Additionally, AB 1561 provides other amendments, which include:

  • authorizing the Department of Housing and Community Development to require a local government’s housing element to include an analysis of governmental constraints upon the development of housing for persons with a characteristic identified in the Unruh Civil Rights Act (sex, race, color, religion, ancestry, national origin, disability, medical condition, genetic information, marital status, sexual orientation, citizenship, primary language, or immigration status); and
  • extending the otherwise applicable timeframe for a Native American tribe to respond to a lead agency request for consultation pursuant to AB 52 by 30 days for any housing development project application completed between March 4, 2020, and December 31, 2021.

AB 1851 (Wicks) – AB 1851 reduces parking requirements for housing development projects that are located on one or more contiguous parcels that are owned by a religious institution, qualify as being near co-located religious-use parking, and qualify for a density bonus under the state’s Density Bonus Law.  Among other things, this bill also allows the remaining religious-use parking spaces to count toward the parking required for the housing development project.  The bill also prohibits a local agency from denying a proposed religious institution affiliated housing development project solely on the basis that the project will reduce the total number of parking spaces available at the place of worship, provided that the total reduction does not exceed 50 percent of existing spaces.

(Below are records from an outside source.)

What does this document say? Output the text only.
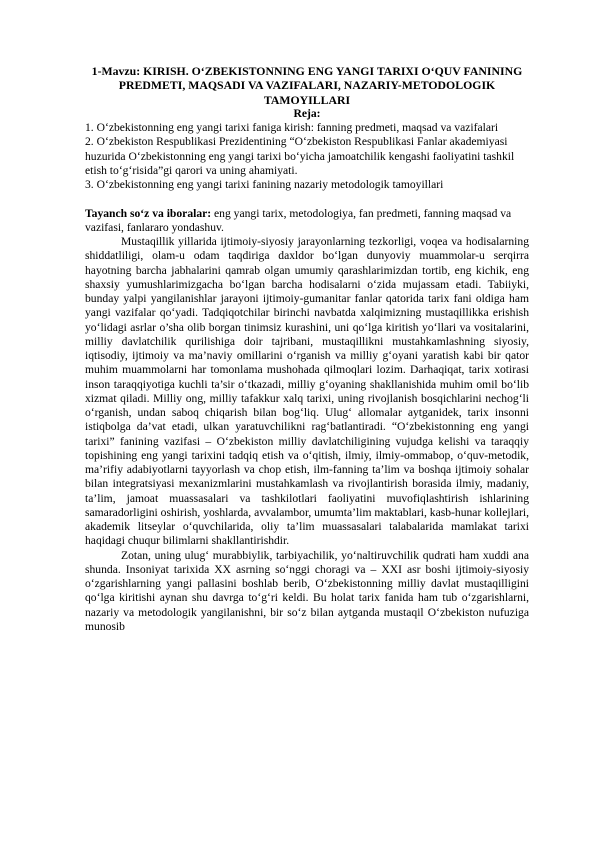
1-Mavzu: KIRISH. O‘ZBEKISTONNING ENG YANGI TARIXI O‘QUV FANINING PREDMETI, MAQSADI VA VAZIFALARI, NAZARIY-METODOLOGIK TAMOYILLARI

Reja:

1. O‘zbekistonning eng yangi tarixi faniga kirish: fanning predmeti, maqsad va vazifalari

2. O‘zbekiston Respublikasi Prezidentining “O‘zbekiston Respublikasi Fanlar akademiyasi huzurida O‘zbekistonning eng yangi tarixi bo‘yicha jamoatchilik kengashi faoliyatini tashkil etish to‘g‘risida”gi qarori va uning ahamiyati.

3. O‘zbekistonning eng yangi tarixi fanining nazariy metodologik tamoyillari

Tayanch so‘z va iboralar: eng yangi tarix, metodologiya, fan predmeti, fanning maqsad va vazifasi, fanlararo yondashuv.

Mustaqillik yillarida ijtimoiy-siyosiy jarayonlarning tezkorligi, voqea va hodisalarning shiddatliligi, olam-u odam taqdiriga daxldor bo‘lgan dunyoviy muammolar-u serqirra hayotning barcha jabhalarini qamrab olgan umumiy qarashlarimizdan tortib, eng kichik, eng shaxsiy yumushlarimizgacha bo‘lgan barcha hodisalarni o‘zida mujassam etadi. Tabiiyki, bunday yalpi yangilanishlar jarayoni ijtimoiy-gumanitar fanlar qatorida tarix fani oldiga ham yangi vazifalar qo‘yadi. Tadqiqotchilar birinchi navbatda xalqimizning mustaqillikka erishish yo‘lidagi asrlar o’sha olib borgan tinimsiz kurashini, uni qo‘lga kiritish yo‘llari va vositalarini, milliy davlatchilik qurilishiga doir tajribani, mustaqillikni mustahkamlashning siyosiy, iqtisodiy, ijtimoiy va ma’naviy omillarini o‘rganish va milliy g‘oyani yaratish kabi bir qator muhim muammolarni har tomonlama mushohada qilmoqlari lozim. Darhaqiqat, tarix xotirasi inson taraqqiyotiga kuchli ta’sir o‘tkazadi, milliy g‘oyaning shakllanishida muhim omil bo‘lib xizmat qiladi. Milliy ong, milliy tafakkur xalq tarixi, uning rivojlanish bosqichlarini nechog‘li o‘rganish, undan saboq chiqarish bilan bog‘liq. Ulug‘ allomalar aytganidek, tarix insonni istiqbolga da’vat etadi, ulkan yaratuvchilikni rag‘batlantiradi. “O‘zbekistonning eng yangi tarixi” fanining vazifasi – O‘zbekiston milliy davlatchiligining vujudga kelishi va taraqqiy topishining eng yangi tarixini tadqiq etish va o‘qitish, ilmiy, ilmiy-ommabop, o‘quv-metodik, ma’rifiy adabiyotlarni tayyorlash va chop etish, ilm-fanning ta’lim va boshqa ijtimoiy sohalar bilan integratsiyasi mexanizmlarini mustahkamlash va rivojlantirish borasida ilmiy, madaniy, ta’lim, jamoat muassasalari va tashkilotlari faoliyatini muvofiqlashtirish ishlarining samaradorligini oshirish, yoshlarda, avvalambor, umumta’lim maktablari, kasb-hunar kollejlari, akademik litseylar o‘quvchilarida, oliy ta’lim muassasalari talabalarida mamlakat tarixi haqidagi chuqur bilimlarni shakllantirishdir.

Zotan, uning ulug‘ murabbiylik, tarbiyachilik, yo‘naltiruvchilik qudrati ham xuddi ana shunda. Insoniyat tarixida XX asrning so‘nggi choragi va – XXI asr boshi ijtimoiy-siyosiy o‘zgarishlarning yangi pallasini boshlab berib, O‘zbekistonning milliy davlat mustaqilligini qo‘lga kiritishi aynan shu davrga to‘g‘ri keldi. Bu holat tarix fanida ham tub o‘zgarishlarni, nazariy va metodologik yangilanishni, bir so‘z bilan aytganda mustaqil O‘zbekiston nufuziga munosib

Although the 2020 legislative session was not a blockbuster year for housing supply legislative fixes, the California Legislature did give residential developers a few useful tools for permit streamlining and other relief.  The pandemic was simply too much of a justifiable distraction for the legislation many of us expected or hoped to see.  We anticipate that the Legislature will reconsider in the next legislative session some of the bills that did not cross the finish line this year.  With the pandemic still raging in many regions of the state, however, it is far from certain the 2021 legislative session will be much different from the 2020 session.